The Obama administration’s foreign
policy energies are fully engaged in the Middle East — negotiating the Iran
deal, sending Special Operations forces into Iraq, supporting Saudi airstrikes
in Yemen, working with the Syrian rebels. Whatever happened to the pivot to
Asia?
Remember, the basic argument behind the pivot was that
the United States was overinvested in the Middle East, a crisis-prone region of
dwindling importance to the U.S. national interest. Asia, on the other hand, is
the future. Of the four largest economies, three are in Asia, if measured by
purchasing-power parity. As Singapore’s late leader Lee Kuan Yew often told me,
“America will remain the world’s dominant power in the 21st century only if it
is the dominant Pacific power.”
And yet the United States is up to its neck once more
in the Middle Eastern morass. President Obama and Secretary of State John Kerry
spend little time in Asia. Few new initiatives have been announced. Despite the
deal on “fast-track” authority, the Trans-Pacific Partnership, a trade agreement
that was at the heart of the pivot, faces congressional opposition, mostly from
the president’s own party. The administration lobbied hard to get its closest
allies to spurn China’s new Asian Infrastructure Investment Bank, only to be
rebuffed by everyone — even Britain.
The stability of the world will not rest on whether
the Houthis win or lose in Yemen. (Yemen has been in a state of almost constant
conflict since 1962.) It will be shaped by how the world’s established
superpower handles the rising one, China. As Harvard’s Graham Allison has
noted, of the 15 cases since 1500 where this transition has taken place, 11
times the result was a war.
Most of the attention of the pivot has been focused on
deterring China. This is a necessary and important component of maintaining
peace and stability. That’s why the United States has wisely and properly
enhanced its security cooperation with Japan, Australia, the Philippines and
other countries.
But an excellent new academic volume, “The Next Great
War?: The Roots of World War I and the Risk of US-China Conflict,” co-edited by
Richard Rosecrance and Steven Miller, highlights that, in addition to
deterrence, the United States also needs to work hard at cooperation — at
integrating China into the global system.
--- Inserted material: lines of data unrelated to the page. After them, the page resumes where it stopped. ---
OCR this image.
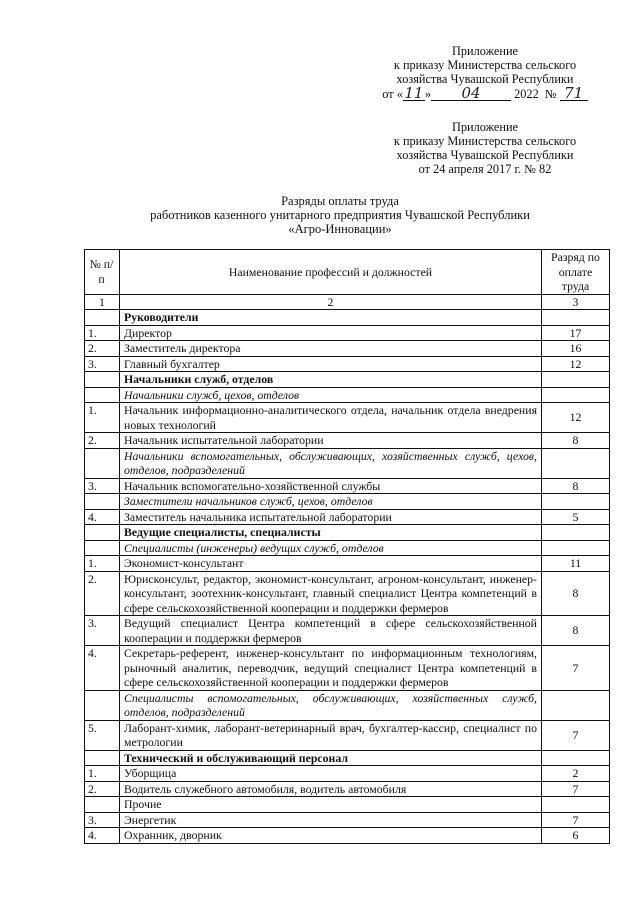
Приложение
к приказу Министерства сельского
хозяйства Чувашской Республики
от «11» 04	2022 № 71
Приложение
к приказу Министерства сельского
хозяйства Чувашской Республики
от 24 апреля 2017 г. № 82
Разряды оплаты труда
работников казенного унитарного предприятия Чувашской Республики
«Агро-Инновации»
№ п/п	Наименование профессий и должностей	Разряд по оплате труда
1	2	3
	Руководители	
1.	Директор	17
2.	Заместитель директора	16
3.	Главный бухгалтер	12
	Начальники служб, отделов	
	Начальники служб, цехов, отделов	
1.	Начальник информационно-аналитического отдела, начальник отдела внедрения новых технологий	12
2.	Начальник испытательной лаборатории	8
	Начальники вспомогательных, обслуживающих, хозяйственных служб, цехов, отделов, подразделений	
3.	Начальник вспомогательно-хозяйственной службы	8
	Заместители начальников служб, цехов, отделов	
4.	Заместитель начальника испытательной лаборатории	5
	Ведущие специалисты, специалисты	
	Специалисты (инженеры) ведущих служб, отделов	
1.	Экономист-консультант	11
2.	Юрисконсульт, редактор, экономист-консультант, агроном-консультант, инженер-консультант, зоотехник-консультант, главный специалист Центра компетенций в сфере сельскохозяйственной кооперации и поддержки фермеров	8
3.	Ведущий специалист Центра компетенций в сфере сельскохозяйственной кооперации и поддержки фермеров	8
4.	Секретарь-референт, инженер-консультант по информационным технологиям, рыночный аналитик, переводчик, ведущий специалист Центра компетенций в сфере сельскохозяйственной кооперации и поддержки фермеров	7
	Специалисты вспомогательных, обслуживающих, хозяйственных служб, отделов, подразделений	
5.	Лаборант-химик, лаборант-ветеринарный врач, бухгалтер-кассир, специалист по метрологии	7
	Технический и обслуживающий персонал	
1.	Уборщица	2
2.	Водитель служебного автомобиля, водитель автомобиля	7
	Прочие	
3.	Энергетик	7
4.	Охранник, дворник	6
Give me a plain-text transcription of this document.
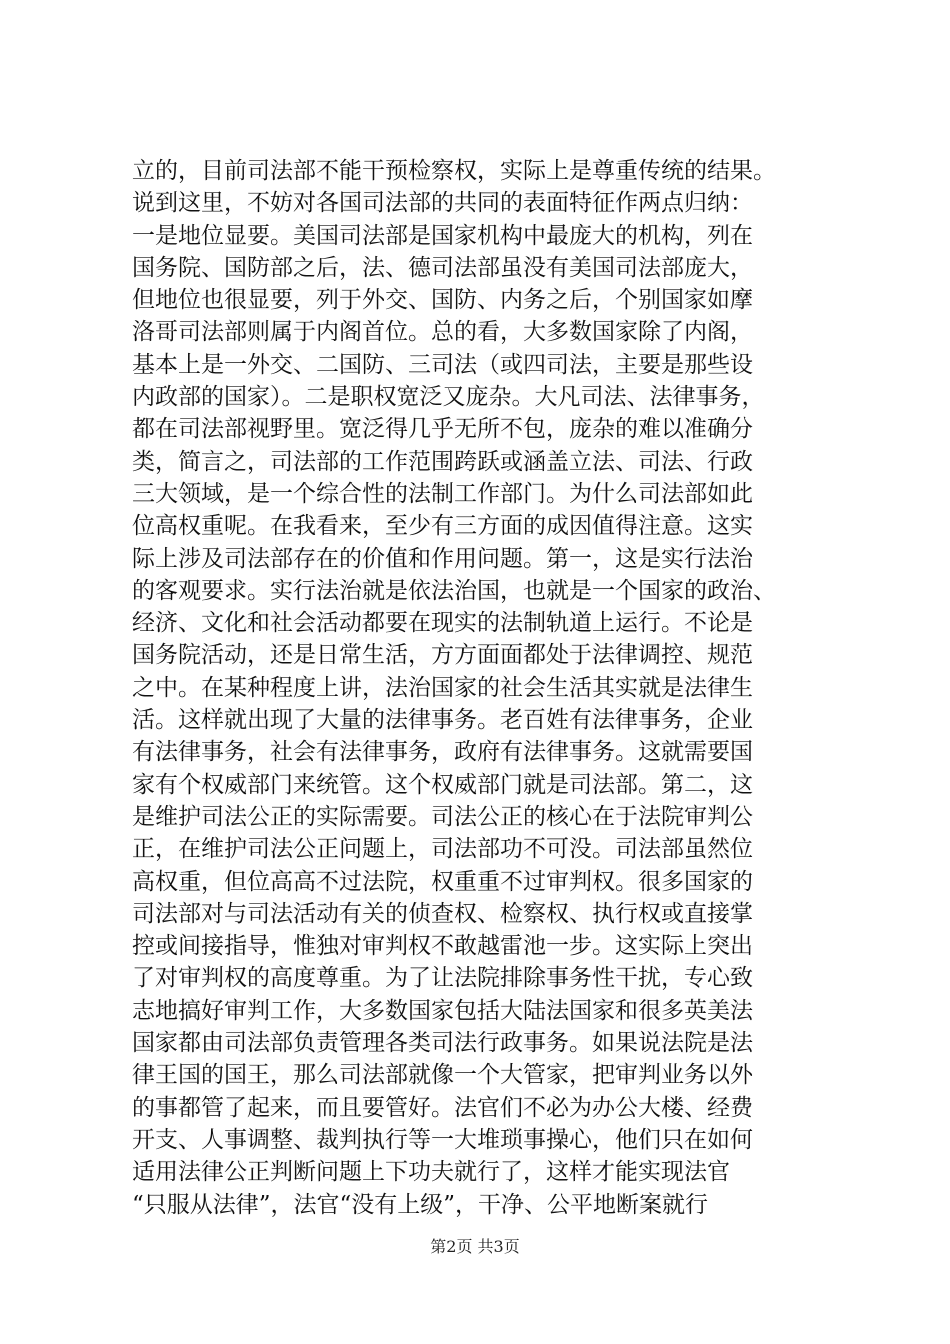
立的，目前司法部不能干预检察权，实际上是尊重传统的结果。
说到这里，不妨对各国司法部的共同的表面特征作两点归纳：
一是地位显要。美国司法部是国家机构中最庞大的机构，列在
国务院、国防部之后，法、德司法部虽没有美国司法部庞大，
但地位也很显要，列于外交、国防、内务之后，个别国家如摩
洛哥司法部则属于内阁首位。总的看，大多数国家除了内阁，
基本上是一外交、二国防、三司法（或四司法，主要是那些设
内政部的国家）。二是职权宽泛又庞杂。大凡司法、法律事务，
都在司法部视野里。宽泛得几乎无所不包，庞杂的难以准确分
类，简言之，司法部的工作范围跨跃或涵盖立法、司法、行政
三大领域，是一个综合性的法制工作部门。为什么司法部如此
位高权重呢。在我看来，至少有三方面的成因值得注意。这实
际上涉及司法部存在的价值和作用问题。第一，这是实行法治
的客观要求。实行法治就是依法治国，也就是一个国家的政治、
经济、文化和社会活动都要在现实的法制轨道上运行。不论是
国务院活动，还是日常生活，方方面面都处于法律调控、规范
之中。在某种程度上讲，法治国家的社会生活其实就是法律生
活。这样就出现了大量的法律事务。老百姓有法律事务，企业
有法律事务，社会有法律事务，政府有法律事务。这就需要国
家有个权威部门来统管。这个权威部门就是司法部。第二，这
是维护司法公正的实际需要。司法公正的核心在于法院审判公
正，在维护司法公正问题上，司法部功不可没。司法部虽然位
高权重，但位高高不过法院，权重重不过审判权。很多国家的
司法部对与司法活动有关的侦查权、检察权、执行权或直接掌
控或间接指导，惟独对审判权不敢越雷池一步。这实际上突出
了对审判权的高度尊重。为了让法院排除事务性干扰，专心致
志地搞好审判工作，大多数国家包括大陆法国家和很多英美法
国家都由司法部负责管理各类司法行政事务。如果说法院是法
律王国的国王，那么司法部就像一个大管家，把审判业务以外
的事都管了起来，而且要管好。法官们不必为办公大楼、经费
开支、人事调整、裁判执行等一大堆琐事操心，他们只在如何
适用法律公正判断问题上下功夫就行了，这样才能实现法官
“只服从法律”，法官“没有上级”，干净、公平地断案就行
第2页 共3页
On this front, Washington gets poor marks so far.
China is now the world’s second-largest economy — the largest measured by
purchasing-power parity. And yet, its voting share in the International
Monetary Fund is equivalent to that of the Netherlands and Belgium combined.
Congress — mostly because of Republican opposition — refuses to pass
legislation that would change this, even though it would not reduce America’s
voting share in the IMF.
The Obama administration’s opposition to the Asian
infrastructure bank was, quite simply, dumb. The bank is one more way to fund
infrastructure projects in Asia — where the need for more money for such
projects is immense. If China can’t set up a regional bank to fund bridges,
what influence is it legitimately allowed to have? Of course, having chosen to
oppose the bank, the Obama administration then ended up with the worst of all
worlds — being defeated in its ill-chosen fight.
China has a strategy for now: economic development
within the international system and a steadily enlarging sphere of influence in
the region. In an interview this week with the Financial Times’ Lionel Barber,
Chinese Premier Li Keqiang sounded remarkably conciliatory and cooperative. Yet
his government is reclaiming land and building an airstrip on the disputed
Spratly Islands, creating what the Pentagon has called “facts on the water,”
according to the New York Times.
Washington has a strong hand. It remains the dominant
rule-setting power in a way that really has never existed in history. It is militarily
in a league of its own. It has more than 50 treaty allies. China has North
Korea. But some of this can cause its own problems. Rosecrance points out that
allies can be both a blessing and a complication. It was the many smaller
allies doing foolish things that dragged the major powers into World War I. The
declining Habsburg Empire’s recklessness might well be the most important cause
of that war. Could a Japan that is slowly sliding downward (and has a
dysfunctional, hostile relationship with China) play a similar role in the
future? Rosecrance simply cautions that the United States keep in mind that its
interests are never identical with those of its allies.